Saturn’s Moon Titan Shows Off In New Cassini Image
April Flowers for redOrbit.com – Your Universe Online
The sun is now shining down over the northern pole of Saturn’s moon, Titan. Combine that with a bit of lucky weather and trajectories that put the spacecraft into optimal viewing positions, and NASA’s Cassini spacecraft has obtained new pictures of the liquid methane and ethane lakes and seas near the moon’s north pole. New clues about the formation of the lakes, and the Earth-like “hydrologic” cycle, which involves hydrocarbons rather than water, are revealed in the images.
At Titan’s south pole there is one large lake and a few smaller ones. However, almost all of the lakes on Titan appear at the north pole. Using radar that can penetrate beneath Titan’s clouds and thick haze, scientists have been able to use Cassini to study much of the terrain. Previously, only distant, oblique or partial views of the north pole have been captured by Cassini’s visual and infrared mapping spectrometer.

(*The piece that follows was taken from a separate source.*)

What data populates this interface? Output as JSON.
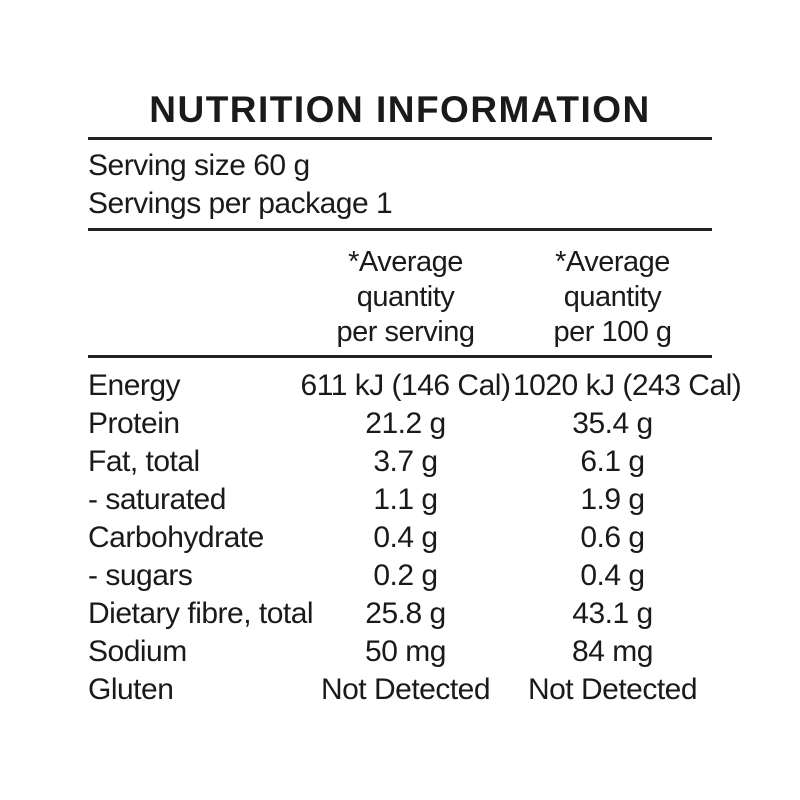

It took several factors combined to give these instruments such great observing opportunities. Better viewing geometry was provided during two recent flybys. The winter darkness that surrounded Titan’s north pole since Cassini arrived nine years ago has begun to be pierced by sunlight, while a thick cap of haze has also dissipated as the northern summer approaches. The beautiful, nearly cloudless, rain-free weather of Titan also continued during Cassini’s flybys this summer.
Mosaics in infrared light, these images were created from data collected during flybys on July 10, July 26, and Sept. 12, 2013. The visual and infrared mapping spectrometer, which maps infrared colors onto the visible-color spectrum, created a colorized mosaic that reveals differences in the composition of material around the lakes. The data collected from this instrument suggests that parts of Titan’s lakes and seas may have evaporated and left behind the Titan equivalent of Earth’s salt flats. On Titan, however, the evaporated material is thought to be organic chemicals originally from Titan’s haze particles that once dissolved in liquid methane. In the image, they appear as orange against the greenish background of Titan’s typical bedrock of water ice.

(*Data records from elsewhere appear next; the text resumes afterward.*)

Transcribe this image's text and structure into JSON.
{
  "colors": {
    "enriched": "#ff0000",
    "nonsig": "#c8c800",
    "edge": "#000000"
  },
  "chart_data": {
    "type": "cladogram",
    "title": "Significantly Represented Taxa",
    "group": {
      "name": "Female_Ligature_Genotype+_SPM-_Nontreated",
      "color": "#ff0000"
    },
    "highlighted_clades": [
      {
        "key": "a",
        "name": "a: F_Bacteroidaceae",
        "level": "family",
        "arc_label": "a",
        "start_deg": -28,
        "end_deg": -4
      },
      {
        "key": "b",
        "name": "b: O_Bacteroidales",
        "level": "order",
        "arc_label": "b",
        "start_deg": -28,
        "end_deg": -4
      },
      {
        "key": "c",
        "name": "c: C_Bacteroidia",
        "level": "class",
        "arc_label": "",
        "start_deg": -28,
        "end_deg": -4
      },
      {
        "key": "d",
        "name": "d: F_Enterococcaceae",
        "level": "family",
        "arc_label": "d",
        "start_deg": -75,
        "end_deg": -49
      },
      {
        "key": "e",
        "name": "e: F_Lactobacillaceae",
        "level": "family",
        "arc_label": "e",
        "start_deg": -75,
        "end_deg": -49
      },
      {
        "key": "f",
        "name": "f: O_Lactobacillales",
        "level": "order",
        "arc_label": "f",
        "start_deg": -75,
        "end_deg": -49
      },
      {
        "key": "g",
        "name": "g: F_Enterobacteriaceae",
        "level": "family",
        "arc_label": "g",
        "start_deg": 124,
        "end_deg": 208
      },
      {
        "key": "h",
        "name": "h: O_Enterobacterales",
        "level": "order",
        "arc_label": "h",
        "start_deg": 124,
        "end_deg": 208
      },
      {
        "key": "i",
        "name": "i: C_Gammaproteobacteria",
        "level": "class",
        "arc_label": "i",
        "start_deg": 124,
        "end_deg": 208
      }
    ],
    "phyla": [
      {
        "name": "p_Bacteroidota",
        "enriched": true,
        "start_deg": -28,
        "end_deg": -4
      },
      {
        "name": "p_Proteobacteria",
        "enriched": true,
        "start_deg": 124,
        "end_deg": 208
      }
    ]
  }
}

“The view from Cassini’s visual and infrared mapping spectrometer gives us a holistic view of an area that we’d only seen in bits and pieces before and at a lower resolution,” said Jason Barnes, a participating scientist for the instrument at the University of Idaho, Moscow. “It turns out that Titan’s north pole is even more interesting than we thought, with a complex interplay of liquids in lakes and seas and deposits left from the evaporation of past lakes and seas.”
Previously invisible in the data, a bright unit of terrain in the northern land of lakes was revealed by Cassini’s near-infrared imaging cameras. The bright area suggests to scientists that the surface of Titan is unique here, which might explain the lakes in this area. A variety of formation mechanisms have been suggested for the lakes on Titan, which have very distinctive shapes – rounded cookie-cutter silhouettes and steep sides. These theories range from the collapse of land after a volcanic eruption to karst terrain, where liquids dissolve soluble bedrock. Karst terrains on Earth can create spectacular topography such as the Carlsbad Caverns in New Mexico.

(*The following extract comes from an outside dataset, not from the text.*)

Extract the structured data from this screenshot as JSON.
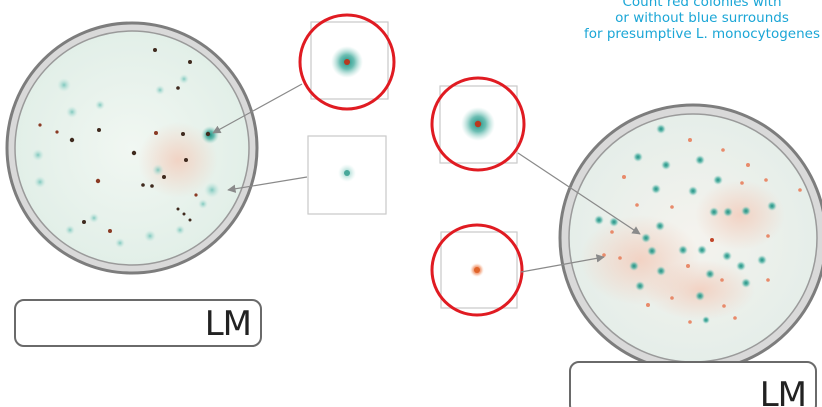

“Ever since the lakes and seas were discovered, we’ve been wondering why they’re concentrated at high northern latitudes,” said Elizabeth (Zibi) Turtle, a Cassini imaging team associate based at the Johns Hopkins Applied Physics Laboratory, Laurel, Md. “So, seeing that there’s something special about the surface in this region is a big clue to help narrow down the possible explanations.”
Cassini has been exploring the Saturn system since 2004. A full Saturn year is 30 Earth years, and so far, Cassini has been able to observe nearly a third of a Saturn year, during which time, Saturn and its moons have seen the seasons change from northern winter to northern summer.